The bright lights of the University of Maryland’s Comcast Center have long since faded into a distant memory, but the Tuscarora High School boys basketball team is using those memories as motivation this winter.
In the 2011-12 basketball season, Tuscarora made its first ever trip to the Class 3A state semifinal round — a 47-mile commute to College Park — and it lost to Baltimore City’s Patterson Mill.
“It was neat,” coach Pat Cook said of playing on the same court as the Terps. “I’m used to taking three steps and you’re right there with your team. On Comcast, you take three steps and your team is still 8,000 miles away.”
Since it is just November and a regular season game has yet to be played, the state playoffs seem many miles away. Now, Cook is focused on devising strategies on how to replace two starters — Jaylen White and Bobby Ingram — and five others that he lost to graduation.
“They’re two great kids that worked real hard,” Cook said of White and Ingram. “It was nice to see them succeed.”
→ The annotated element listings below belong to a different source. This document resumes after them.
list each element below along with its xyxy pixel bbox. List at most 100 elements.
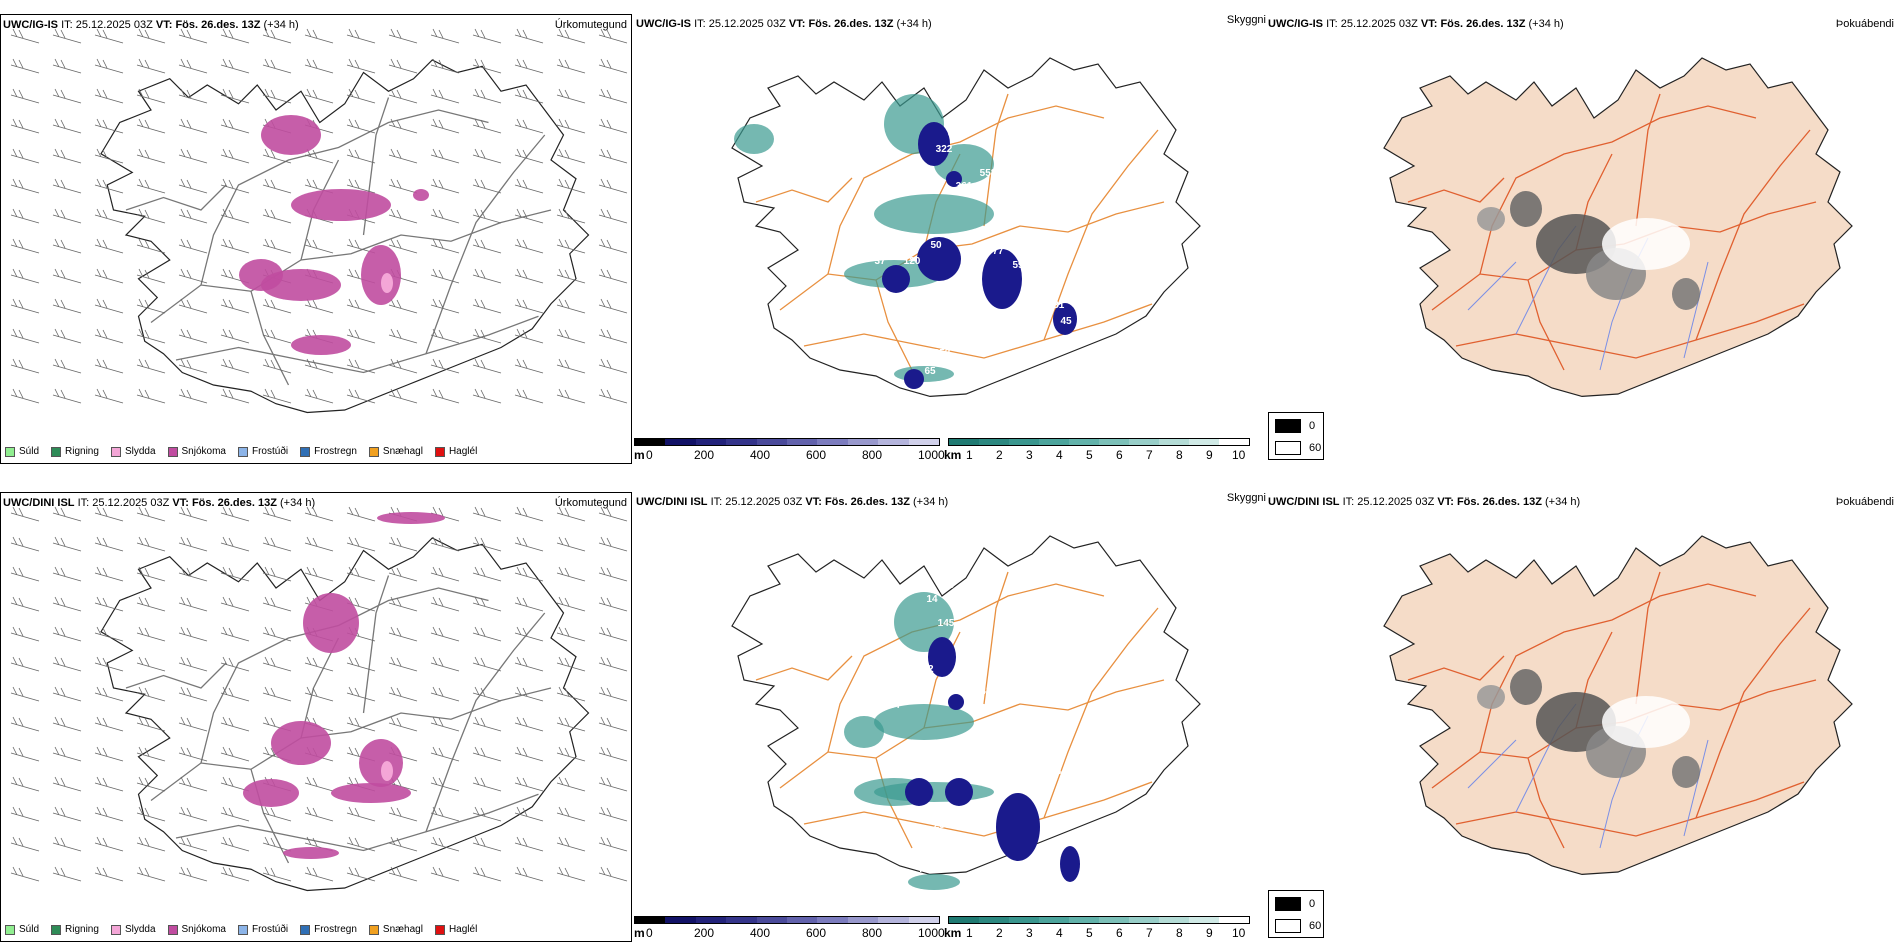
- lead-time: (+34 h): [896, 18, 932, 30]
- visibility-value-label: 71: [958, 674, 970, 685]
- visibility-km-tick: 9: [1206, 926, 1213, 940]
- legend-swatch: [300, 446, 311, 457]
- visibility-value-label: 166: [998, 720, 1015, 731]
- visibility-m-tick: 600: [806, 448, 827, 462]
- vt-value: Fös. 26.des. 13Z: [808, 18, 894, 30]
- visibility-km-colorbar: [948, 916, 1250, 924]
- visibility-value-label: 48: [980, 686, 992, 697]
- legend-label: Rigning: [65, 446, 99, 457]
- lead-time: (+34 h): [913, 496, 949, 508]
- precip-type-panel: UWC/IG-IS IT: 25.12.2025 03Z VT: Fös. 26…: [0, 14, 632, 464]
- visibility-km-tick: 5: [1086, 448, 1093, 462]
- visibility-panel-label: Skyggni: [1226, 492, 1266, 504]
- it-value: 25.12.2025 03Z: [75, 19, 153, 31]
- visibility-value-label: 63: [868, 682, 880, 693]
- legend-item: Slydda: [110, 446, 156, 457]
- model-name: UWC/IG-IS: [636, 18, 691, 30]
- visibility-value-label: 236: [978, 564, 995, 575]
- visibility-value-label: 68: [910, 354, 922, 365]
- visibility-km-unit: km: [944, 448, 962, 462]
- visibility-m-unit: m: [634, 448, 645, 462]
- lead-time: (+34 h): [280, 497, 316, 509]
- fog-legend-label: 0: [1309, 420, 1316, 432]
- precip-legend: Súld Rigning Slydda Snjókoma Frostúði Frostre…: [5, 446, 477, 457]
- visibility-value-label: 99: [892, 666, 904, 677]
- it-label: IT:: [77, 497, 90, 509]
- visibility-panel: 905 322 361 558 119 37 50 120 77 59 131 45 253 68 65 UW…: [634, 14, 1266, 464]
- visibility-value-label: 280: [934, 820, 951, 831]
- it-value: 25.12.2025 03Z: [1340, 18, 1418, 30]
- visibility-km-tick: 6: [1116, 926, 1123, 940]
- it-label: IT:: [1342, 496, 1355, 508]
- fog-indicator-panel: UWC/DINI ISL IT: 25.12.2025 03Z VT: Fös.…: [1266, 492, 1898, 892]
- fog-legend-label: 60: [1309, 920, 1322, 932]
- visibility-colorbars: m 0 200 400 600 800 1000 km 1 2 3 4 5 6 7 8 9 10: [634, 438, 1264, 468]
- fog-panel-label: Þokuábendi: [1835, 18, 1894, 30]
- visibility-value-label: 120: [904, 256, 921, 267]
- legend-item: Snæhagl: [368, 446, 423, 457]
- fog-legend-row: 0: [1275, 419, 1315, 433]
- legend-label: Slydda: [124, 446, 156, 457]
- legend-swatch: [5, 446, 15, 457]
- visibility-m-tick: 200: [694, 448, 715, 462]
- visibility-value-label: 119: [896, 236, 913, 247]
- visibility-km-unit: km: [944, 926, 962, 940]
- visibility-value-label: 50: [930, 240, 942, 251]
- precip-legend: Súld Rigning Slydda Snjókoma Frostúði Frostre…: [5, 924, 477, 935]
- precip-type-map: [10, 506, 628, 892]
- legend-swatch: [110, 446, 121, 457]
- visibility-km-tick: 1: [966, 926, 973, 940]
- vt-value: Fös. 26.des. 13Z: [191, 497, 277, 509]
- legend-label: Slydda: [124, 924, 156, 935]
- legend-swatch: [368, 446, 379, 457]
- visibility-value-label: 361: [956, 181, 973, 192]
- visibility-value-label: 14: [926, 594, 938, 605]
- visibility-m-tick: 0: [646, 448, 653, 462]
- legend-label: Haglél: [448, 446, 478, 457]
- it-value: 25.12.2025 03Z: [725, 496, 803, 508]
- visibility-value-label: 129: [1036, 746, 1053, 757]
- legend-swatch: [51, 924, 62, 935]
- fog-legend-row: 0: [1275, 897, 1315, 911]
- visibility-m-tick: 1000: [918, 926, 945, 940]
- fog-legend-swatch: [1275, 419, 1301, 433]
- visibility-value-label: 59: [1012, 260, 1024, 271]
- legend-item: Frostregn: [300, 446, 357, 457]
- legend-label: Frostregn: [314, 924, 357, 935]
- visibility-value-label: 37: [874, 256, 886, 267]
- visibility-value-label: 145: [938, 618, 955, 629]
- visibility-map: 236 100 498 14 254 145 99 82 63 77 71 48 166 129 44 280…: [731, 535, 1201, 890]
- panel-title: UWC/DINI ISL IT: 25.12.2025 03Z VT: Fös.…: [3, 497, 315, 509]
- visibility-m-tick: 400: [750, 448, 771, 462]
- visibility-value-label: 65: [924, 366, 936, 377]
- vt-label: VT:: [1420, 18, 1438, 30]
- visibility-m-unit: m: [634, 926, 645, 940]
- legend-item: Slydda: [110, 924, 156, 935]
- visibility-value-label: 253: [934, 348, 951, 359]
- legend-swatch: [300, 924, 311, 935]
- legend-swatch: [434, 446, 445, 457]
- visibility-m-tick: 400: [750, 926, 771, 940]
- visibility-m-colorbar: [634, 438, 940, 446]
- legend-swatch: [167, 446, 178, 457]
- visibility-m-tick: 0: [646, 926, 653, 940]
- visibility-value-label: 131: [1048, 300, 1065, 311]
- legend-label: Frostúði: [251, 924, 289, 935]
- legend-swatch: [368, 924, 379, 935]
- legend-label: Haglél: [448, 924, 478, 935]
- it-label: IT:: [710, 496, 723, 508]
- legend-swatch: [434, 924, 445, 935]
- fog-panel-label: Þokuábendi: [1835, 496, 1894, 508]
- visibility-value-label: 77: [890, 700, 902, 711]
- visibility-km-tick: 8: [1176, 448, 1183, 462]
- lead-time: (+34 h): [1545, 496, 1581, 508]
- visibility-colorbars: m 0 200 400 600 800 1000 km 1 2 3 4 5 6 7 8 9 10: [634, 916, 1264, 946]
- visibility-panel-label: Skyggni: [1226, 14, 1266, 26]
- visibility-m-tick: 1000: [918, 448, 945, 462]
- visibility-m-tick: 200: [694, 926, 715, 940]
- vt-value: Fös. 26.des. 13Z: [175, 19, 261, 31]
- visibility-km-tick: 10: [1232, 926, 1246, 940]
- visibility-panel: 236 100 498 14 254 145 99 82 63 77 71 48 166 129 44 280…: [634, 492, 1266, 942]
- legend-item: Haglél: [434, 924, 478, 935]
The duo led Tuscarora to a 20-6 record last season and its first ever state semifinal appearance. But there’s plenty of talent coming back — at least one more year — with Lamell Washington and Kwa McDonald in the fold.
Washington, a forward who averaged 14 points and nine rebounds last winter, and McDonald (nine points, three assists) both seem convinced that the high-powered and up-tempo Titan offense hasn’t lost a step.
“I don’t expect many teams to try and keep up with us,” Washington said.
Tuscarora’s athleticism stretches far beyond the starters and both Washington and McDonald expect that to translate into a variety of zone defenses from opposing teams. But even then, as the zone minimizes a team’s edge in the athletic ability, there’s one more thing to worry about that wasn’t such a huge concern last year: shooting.
Cook learned that Carnie Bernard, a former Montrose Christian student who saw minimal time for the Montgomery County national power, was moving into the neighborhood and would be transferring to Tuscarora, where playing time will not be in short supply. And Bernard, a 6-foot-2 combination guard, can shoot.
“I’ll tell you one thing, I wasn’t upset,” Cook said of his reaction upon hearing of Bernard’s transfer.
Washington and Bernard were former teammates in middle school, which should help smooth over the transition between schools for Bernard. But what might be an even bigger gain for Tuscarora is Bernard’s ability on the defensive end.
“He can guard any team’s best player,” McDonald said.
Not to say that the Titans lack on the defensive side, but there certainly were a few instances where they could have used an oversized guard like Bernard. He could have had an impact against Patterson’s Aquille Carr, who scored 24 points.
Tuscarora now must deal with being the favorite and the team to beat.
“We have a lot of talent,” Washington said. “It’s just being humble ... We’re just trying to be a better team than we were last year.”